I am trying to use ray.tue(2.10.0) with LightGBMTrianer on my MacOS with M3, the key python source about checkpoint configurate is as following:

def lgbm_train(config, train_data, valid_data):
Preformatted texttrainer = LightGBMTrainer(

run_config=RunConfig(

checkpoint_config=CheckpointConfig(

num_to_keep=1,

checkpoint_frequency=1,

checkpoint_score_attribute=“valid-auc”,

checkpoint_score_order=“max”,)),

scaling_config=ScalingConfig(

num_workers=config[“num_workers”],

use_gpu=False,),

label_column=config[“label_column”],

num_boost_round=config[“num_iterations”],

params=config,

datasets={“train”: train_data, “valid”:valid_data}

)

result = trainer.fit()

return {“train-auc”: result.metrics[“train-auc”] ,

“valid-auc”: result.metrics[“valid-auc”] }

stopper = CombinedStopper(

MaximumIterationStopper(max_iter=100),

TimeoutStopper(10*60))

ckpconfig = CheckpointConfig( num_to_keep=1,

checkpoint_frequency=1,

checkpoint_score_attribute=“valid-auc”

checkpoint_score_order=“max”,)

scheduler = ASHAScheduler()

algo = HyperOptSearch()

tuner = tune.Tuner( tune.with_parameters(lgbm_train,train_data=train_dataset, valid_data=valid_dataset),

param_space=config,

tune_config=TuneConfig(

reuse_actors=True,

max_concurrent_trials = 4,

metric=“valid-auc”,

mode=“max”,

scheduler=scheduler,

search_alg=algo,

num_samples=10 ),

run_config=RunConfig(

name=“lgtgbm_tuner”,

stop=stopper,

checkpoint_config = ckpconfig,

),)

results = tuner.fit()

bst_rlt = results.get_best_result(

metric=“valid-auc”, mode=“max”, scope=“last”, filter_nan_and_inf=True)

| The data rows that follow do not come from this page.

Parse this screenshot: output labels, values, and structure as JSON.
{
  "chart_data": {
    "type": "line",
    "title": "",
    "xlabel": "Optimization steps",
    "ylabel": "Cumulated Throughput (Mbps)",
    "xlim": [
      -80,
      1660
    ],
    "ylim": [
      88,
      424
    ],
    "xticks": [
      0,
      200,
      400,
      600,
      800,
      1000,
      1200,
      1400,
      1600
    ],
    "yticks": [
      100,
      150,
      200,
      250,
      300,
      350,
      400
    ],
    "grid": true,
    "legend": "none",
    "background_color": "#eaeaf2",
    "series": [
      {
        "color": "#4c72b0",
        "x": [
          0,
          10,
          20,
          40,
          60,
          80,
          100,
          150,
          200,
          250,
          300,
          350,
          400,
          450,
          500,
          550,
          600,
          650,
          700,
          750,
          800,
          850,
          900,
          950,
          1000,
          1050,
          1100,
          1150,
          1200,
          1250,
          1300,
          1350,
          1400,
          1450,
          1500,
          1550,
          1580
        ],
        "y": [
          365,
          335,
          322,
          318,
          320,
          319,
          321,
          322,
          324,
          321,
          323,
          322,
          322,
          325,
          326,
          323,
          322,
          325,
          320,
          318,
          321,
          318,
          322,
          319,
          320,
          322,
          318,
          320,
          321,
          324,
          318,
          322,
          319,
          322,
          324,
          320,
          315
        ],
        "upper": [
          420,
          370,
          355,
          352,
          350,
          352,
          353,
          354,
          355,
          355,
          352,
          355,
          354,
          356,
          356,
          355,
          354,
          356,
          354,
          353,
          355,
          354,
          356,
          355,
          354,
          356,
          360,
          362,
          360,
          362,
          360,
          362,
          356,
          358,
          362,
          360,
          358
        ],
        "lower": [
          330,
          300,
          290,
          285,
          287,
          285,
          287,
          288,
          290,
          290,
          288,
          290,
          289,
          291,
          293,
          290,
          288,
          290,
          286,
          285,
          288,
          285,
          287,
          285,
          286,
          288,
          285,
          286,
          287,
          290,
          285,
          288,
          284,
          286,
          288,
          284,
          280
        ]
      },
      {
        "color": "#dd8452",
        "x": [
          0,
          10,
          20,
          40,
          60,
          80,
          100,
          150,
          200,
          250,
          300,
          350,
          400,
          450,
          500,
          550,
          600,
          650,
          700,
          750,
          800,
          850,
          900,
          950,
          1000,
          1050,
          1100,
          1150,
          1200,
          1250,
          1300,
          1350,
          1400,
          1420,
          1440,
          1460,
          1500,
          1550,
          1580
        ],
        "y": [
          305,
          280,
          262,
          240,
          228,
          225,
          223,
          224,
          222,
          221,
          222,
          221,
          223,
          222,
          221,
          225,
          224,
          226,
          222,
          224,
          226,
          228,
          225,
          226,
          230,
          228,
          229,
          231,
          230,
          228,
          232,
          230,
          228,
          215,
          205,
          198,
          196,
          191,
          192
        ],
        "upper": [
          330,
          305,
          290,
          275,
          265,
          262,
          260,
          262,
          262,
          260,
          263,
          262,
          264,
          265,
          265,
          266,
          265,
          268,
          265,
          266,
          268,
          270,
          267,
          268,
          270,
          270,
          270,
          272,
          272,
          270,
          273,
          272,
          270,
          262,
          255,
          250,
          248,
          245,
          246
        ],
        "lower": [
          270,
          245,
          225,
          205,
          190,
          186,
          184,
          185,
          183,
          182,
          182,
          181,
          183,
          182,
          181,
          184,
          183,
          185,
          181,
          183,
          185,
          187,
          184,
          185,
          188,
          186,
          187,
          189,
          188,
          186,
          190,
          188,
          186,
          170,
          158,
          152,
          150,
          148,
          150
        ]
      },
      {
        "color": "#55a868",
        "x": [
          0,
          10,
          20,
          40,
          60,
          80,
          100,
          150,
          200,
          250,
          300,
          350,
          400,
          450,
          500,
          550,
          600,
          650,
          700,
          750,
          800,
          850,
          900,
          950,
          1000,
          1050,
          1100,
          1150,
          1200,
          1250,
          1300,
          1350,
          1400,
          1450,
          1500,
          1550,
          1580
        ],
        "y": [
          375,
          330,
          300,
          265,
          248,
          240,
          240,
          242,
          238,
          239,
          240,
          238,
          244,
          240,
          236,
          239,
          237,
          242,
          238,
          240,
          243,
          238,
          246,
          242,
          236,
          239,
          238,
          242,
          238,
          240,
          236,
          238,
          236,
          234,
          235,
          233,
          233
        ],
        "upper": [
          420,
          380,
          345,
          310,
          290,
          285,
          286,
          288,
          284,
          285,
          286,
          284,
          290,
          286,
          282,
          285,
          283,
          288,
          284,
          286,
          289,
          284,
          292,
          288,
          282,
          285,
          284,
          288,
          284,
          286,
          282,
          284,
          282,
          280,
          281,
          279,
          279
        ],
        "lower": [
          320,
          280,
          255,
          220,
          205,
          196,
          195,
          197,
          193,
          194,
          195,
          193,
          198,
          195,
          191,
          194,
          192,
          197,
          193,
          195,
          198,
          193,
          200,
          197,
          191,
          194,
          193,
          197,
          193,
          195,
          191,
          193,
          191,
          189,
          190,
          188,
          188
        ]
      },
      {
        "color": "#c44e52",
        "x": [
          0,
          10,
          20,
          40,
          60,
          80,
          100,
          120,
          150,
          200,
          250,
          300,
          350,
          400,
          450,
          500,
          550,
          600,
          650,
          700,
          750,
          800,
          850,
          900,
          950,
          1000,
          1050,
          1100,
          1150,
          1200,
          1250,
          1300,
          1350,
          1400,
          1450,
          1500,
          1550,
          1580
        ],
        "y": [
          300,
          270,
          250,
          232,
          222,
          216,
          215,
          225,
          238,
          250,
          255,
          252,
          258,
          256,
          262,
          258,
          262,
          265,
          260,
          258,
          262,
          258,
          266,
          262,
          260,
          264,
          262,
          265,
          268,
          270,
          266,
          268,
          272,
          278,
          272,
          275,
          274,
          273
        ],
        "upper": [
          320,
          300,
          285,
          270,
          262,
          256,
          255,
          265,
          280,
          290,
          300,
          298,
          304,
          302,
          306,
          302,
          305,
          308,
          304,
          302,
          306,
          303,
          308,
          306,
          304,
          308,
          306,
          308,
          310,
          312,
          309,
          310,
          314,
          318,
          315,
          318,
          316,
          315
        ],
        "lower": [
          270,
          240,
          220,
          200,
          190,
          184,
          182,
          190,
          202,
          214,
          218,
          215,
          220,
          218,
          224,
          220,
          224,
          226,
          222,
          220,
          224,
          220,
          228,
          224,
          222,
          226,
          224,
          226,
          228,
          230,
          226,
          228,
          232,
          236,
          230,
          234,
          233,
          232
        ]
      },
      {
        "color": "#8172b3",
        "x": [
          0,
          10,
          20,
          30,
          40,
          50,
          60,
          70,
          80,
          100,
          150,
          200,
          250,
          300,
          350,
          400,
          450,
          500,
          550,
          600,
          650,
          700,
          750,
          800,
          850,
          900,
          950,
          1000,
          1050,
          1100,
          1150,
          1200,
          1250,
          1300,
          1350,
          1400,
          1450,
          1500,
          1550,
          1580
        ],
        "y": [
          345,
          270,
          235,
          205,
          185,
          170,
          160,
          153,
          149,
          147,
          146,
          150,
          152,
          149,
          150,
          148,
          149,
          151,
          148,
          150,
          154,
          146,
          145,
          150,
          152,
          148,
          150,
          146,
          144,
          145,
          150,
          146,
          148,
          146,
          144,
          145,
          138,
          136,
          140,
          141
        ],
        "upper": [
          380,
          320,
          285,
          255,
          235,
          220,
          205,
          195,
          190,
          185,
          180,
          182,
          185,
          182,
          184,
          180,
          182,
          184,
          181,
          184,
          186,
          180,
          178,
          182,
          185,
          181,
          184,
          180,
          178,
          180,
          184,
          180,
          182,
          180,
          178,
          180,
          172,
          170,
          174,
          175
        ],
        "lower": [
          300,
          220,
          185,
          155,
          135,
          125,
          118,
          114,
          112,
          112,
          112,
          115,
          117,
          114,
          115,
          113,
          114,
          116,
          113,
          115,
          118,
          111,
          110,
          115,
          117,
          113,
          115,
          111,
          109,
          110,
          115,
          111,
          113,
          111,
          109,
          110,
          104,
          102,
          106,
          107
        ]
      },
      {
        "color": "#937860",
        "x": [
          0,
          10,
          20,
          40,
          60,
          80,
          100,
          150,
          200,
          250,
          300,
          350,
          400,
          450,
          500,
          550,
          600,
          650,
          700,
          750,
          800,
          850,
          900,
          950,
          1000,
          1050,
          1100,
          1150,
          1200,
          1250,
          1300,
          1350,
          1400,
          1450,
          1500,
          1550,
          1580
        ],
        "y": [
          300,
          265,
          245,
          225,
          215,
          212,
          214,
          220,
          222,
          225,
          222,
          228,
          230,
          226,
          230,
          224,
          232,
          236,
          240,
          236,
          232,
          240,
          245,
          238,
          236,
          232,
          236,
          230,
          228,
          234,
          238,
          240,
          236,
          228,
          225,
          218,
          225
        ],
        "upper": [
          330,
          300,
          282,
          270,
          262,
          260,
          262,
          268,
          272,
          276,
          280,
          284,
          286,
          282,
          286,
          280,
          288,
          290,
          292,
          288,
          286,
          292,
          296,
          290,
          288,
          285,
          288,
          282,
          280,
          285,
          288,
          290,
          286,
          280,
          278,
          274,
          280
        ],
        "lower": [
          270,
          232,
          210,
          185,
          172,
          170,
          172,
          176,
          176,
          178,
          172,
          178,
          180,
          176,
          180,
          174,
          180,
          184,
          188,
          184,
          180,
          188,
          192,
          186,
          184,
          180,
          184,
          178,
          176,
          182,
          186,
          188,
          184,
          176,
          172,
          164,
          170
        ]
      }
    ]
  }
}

ckp_data = bst_rlt.get_best_checkpoint(“valid-auc”, “max”).get_metadata()

The about line code failed with:**

RuntimeError: No checkpoint exists in the trial directory!**

df = results.get_dataframe()

print(df)

This output shouws checkpoint_dir_name of every trail is None.

Under the ray_results directory, there is a lgtgbm_tuner directory, I think it is created by tuner

under lgtgbm_tuner there are many trail sub directories which do not contain any checkpoint sub directories,

the name of trail sub directory is something like this:

lgbm_train_28e886a6_8_bagging_fraction=0.9786,boosting_type=gbdt,feature_fraction=0.7612,label_column=target,learning_rate=0.0338,_2024-04-07_10-07-44

But there are also many trail like sub directories under the ray_results top directory, the names are something like LightGBMTrainer_2024-04-07_10-07-03, which has sub directory with names like LightGBMTrainer_86ac2_00000_0_2024-04-07_10-07-03, and it contains the checkpoint directory like checkpoint_000062.

Can you help pointing out what I have missed about checkpoint settings, thanks.